In conversations with friends, I often hear something like – ‘Once this is sorted out then…’ or ‘I need to figure out where I want to live/work/what I want to do, then…’ When we keep waiting for something to happen, to begin to live, how do we embrace the life we are living now?
For years of my life I struggled with this question – I was studying, but waiting to graduate; I was dating, but waiting to get married; I was working, but waiting to have the right job and be on the right career track ; I was always waiting to be at the right launching pad for my life to take off. Now I have an eight-year old. Sometimes, when we walk down the sidewalk, he says, “Let’s be rockets.” We count down “10 – 9 – 8 – 7 – 6 – 5 – 4 – 3 – 2 – 1 !” And then we take off – just like that. No complications, no waiting, no requirements. We take off down the sidewalk, dodging comets, visiting planets, and when we are ready for a break, we land back down on Earth.

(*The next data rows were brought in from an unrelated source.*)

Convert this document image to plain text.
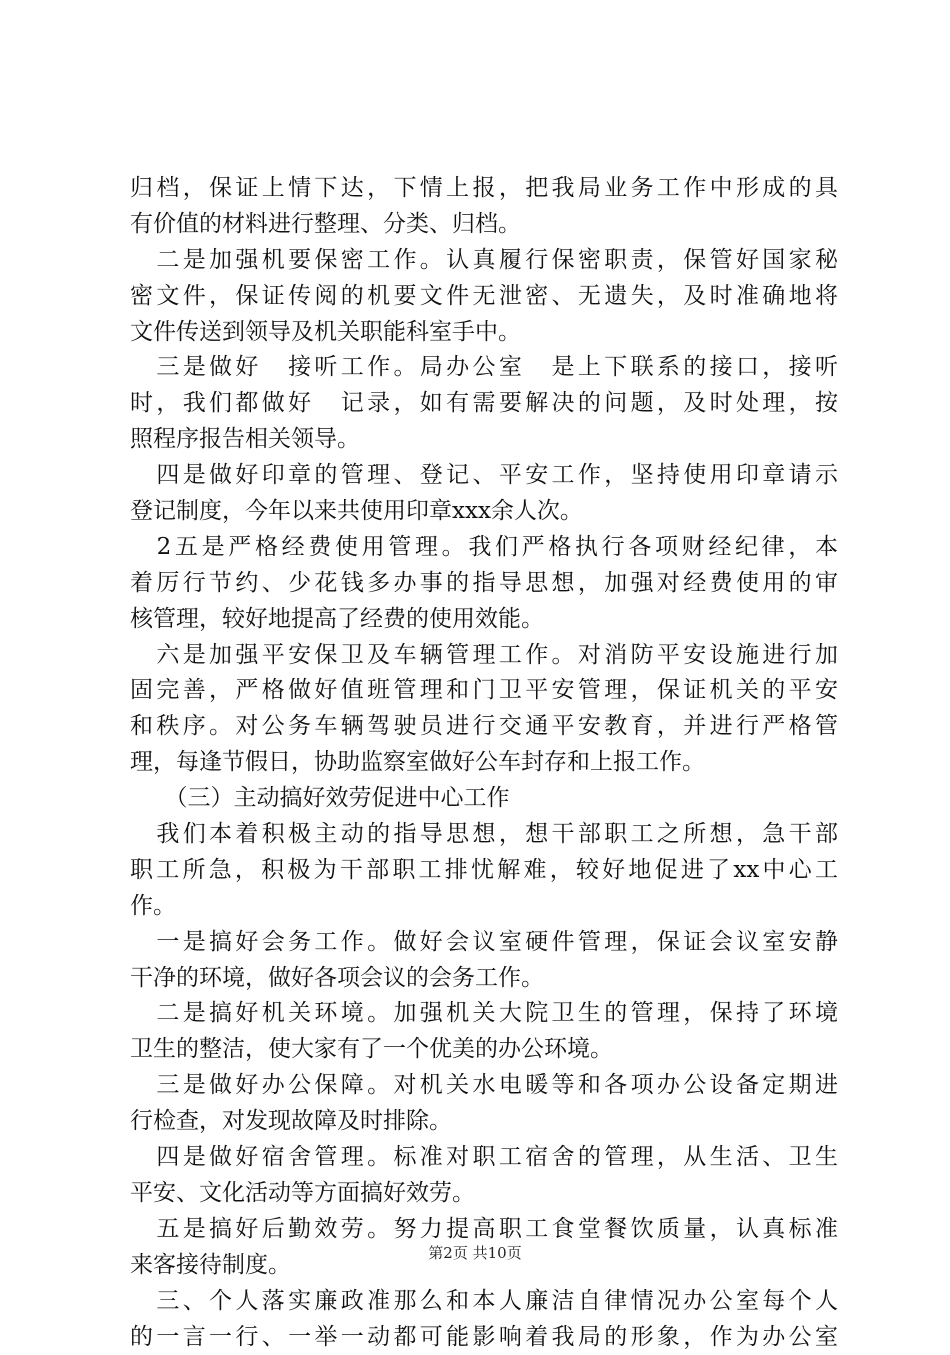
归档，保证上情下达，下情上报，把我局业务工作中形成的具
有价值的材料进行整理、分类、归档。
　二是加强机要保密工作。认真履行保密职责，保管好国家秘
密文件，保证传阅的机要文件无泄密、无遗失，及时准确地将
文件传送到领导及机关职能科室手中。
　三是做好　接听工作。局办公室　是上下联系的接口，接听
时，我们都做好　记录，如有需要解决的问题，及时处理，按
照程序报告相关领导。
　四是做好印章的管理、登记、平安工作，坚持使用印章请示
登记制度，今年以来共使用印章xxx余人次。
　2五是严格经费使用管理。我们严格执行各项财经纪律，本
着厉行节约、少花钱多办事的指导思想，加强对经费使用的审
核管理，较好地提高了经费的使用效能。
　六是加强平安保卫及车辆管理工作。对消防平安设施进行加
固完善，严格做好值班管理和门卫平安管理，保证机关的平安
和秩序。对公务车辆驾驶员进行交通平安教育，并进行严格管
理，每逢节假日，协助监察室做好公车封存和上报工作。
　（三）主动搞好效劳促进中心工作
　我们本着积极主动的指导思想，想干部职工之所想，急干部
职工所急，积极为干部职工排忧解难，较好地促进了xx中心工
作。
　一是搞好会务工作。做好会议室硬件管理，保证会议室安静
干净的环境，做好各项会议的会务工作。
　二是搞好机关环境。加强机关大院卫生的管理，保持了环境
卫生的整洁，使大家有了一个优美的办公环境。
　三是做好办公保障。对机关水电暖等和各项办公设备定期进
行检查，对发现故障及时排除。
　四是做好宿舍管理。标准对职工宿舍的管理，从生活、卫生
平安、文化活动等方面搞好效劳。
　五是搞好后勤效劳。努力提高职工食堂餐饮质量，认真标准
来客接待制度。
　三、个人落实廉政准那么和本人廉洁自律情况办公室每个人
的一言一行、一举一动都可能影响着我局的形象，作为办公室
第2页 共10页
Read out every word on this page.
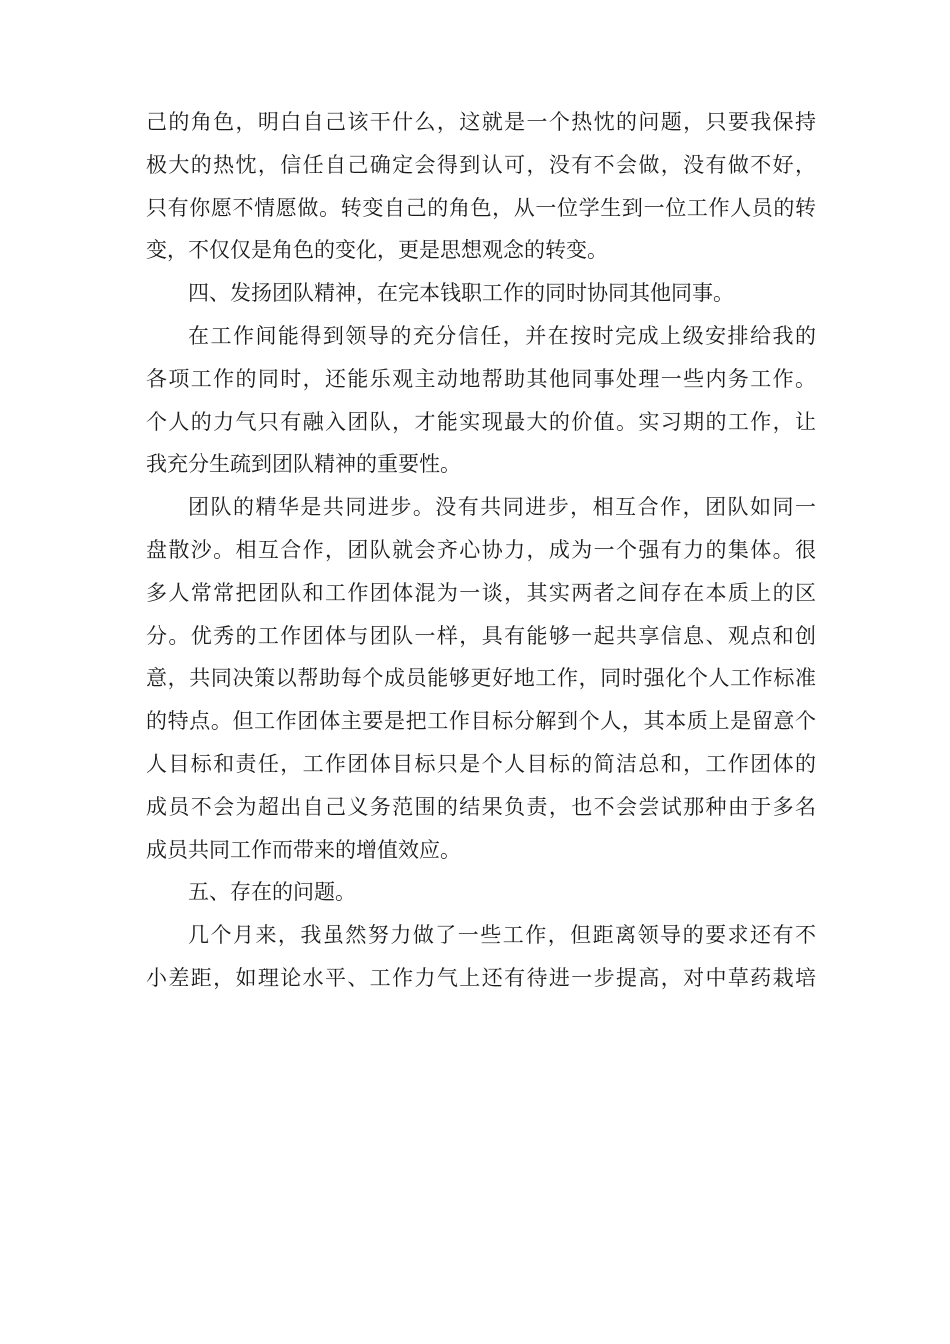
己的角色，明白自己该干什么，这就是一个热忱的问题，只要我保持
极大的热忱，信任自己确定会得到认可，没有不会做，没有做不好，
只有你愿不情愿做。转变自己的角色，从一位学生到一位工作人员的转
变，不仅仅是角色的变化，更是思想观念的转变。
四、发扬团队精神，在完本钱职工作的同时协同其他同事。
在工作间能得到领导的充分信任，并在按时完成上级安排给我的
各项工作的同时，还能乐观主动地帮助其他同事处理一些内务工作。
个人的力气只有融入团队，才能实现最大的价值。实习期的工作，让
我充分生疏到团队精神的重要性。
团队的精华是共同进步。没有共同进步，相互合作，团队如同一
盘散沙。相互合作，团队就会齐心协力，成为一个强有力的集体。很
多人常常把团队和工作团体混为一谈，其实两者之间存在本质上的区
分。优秀的工作团体与团队一样，具有能够一起共享信息、观点和创
意，共同决策以帮助每个成员能够更好地工作，同时强化个人工作标准
的特点。但工作团体主要是把工作目标分解到个人，其本质上是留意个
人目标和责任，工作团体目标只是个人目标的简洁总和，工作团体的
成员不会为超出自己义务范围的结果负责，也不会尝试那种由于多名
成员共同工作而带来的增值效应。
五、存在的问题。
几个月来，我虽然努力做了一些工作，但距离领导的要求还有不
小差距，如理论水平、工作力气上还有待进一步提高，对中草药栽培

My son came into my life to teach me. After he was born, with the enormous weight of responsibility I suddenly had in my arms, I also finally let go of all the other weight – I knew that I had a purpose that I couldn’t procrastinate on, I couldn’t waver on whether to continue with it day by day, and I couldn’t wait for a perfect moment – the moment was here – I needed to feed him, put him to sleep, or play with him and show him the wonders of the world. There was no waiting – the time would go by despite it and he would grow up, somehow. I needed to be here while that happened. These would be the days, however perfect or imperfect, that I would look back on someday as the days I had mothering my baby, toddler, child, adolescent, and adult son.
Over these past few years I realized that I didn’t need a child to enter my life to tell me that if I want to take off, that all I need to do is count backwards from 10 to 1 and start from where I am now. It’s always here, the path is always in front of us, we are moving along it one way or another. Our life is now and not something we can wait for. Sure, there are new jobs coming, perhaps new relationships, and somewhere new to live. But there’s no guarantee. So the fact is, we really don’t have the choice to wait for our life – what we do today is our life. It doesn’t matter if we spend the day fretting about the future or absorbing ourselves in the tasks at hand – when we look back, these will be the days we had.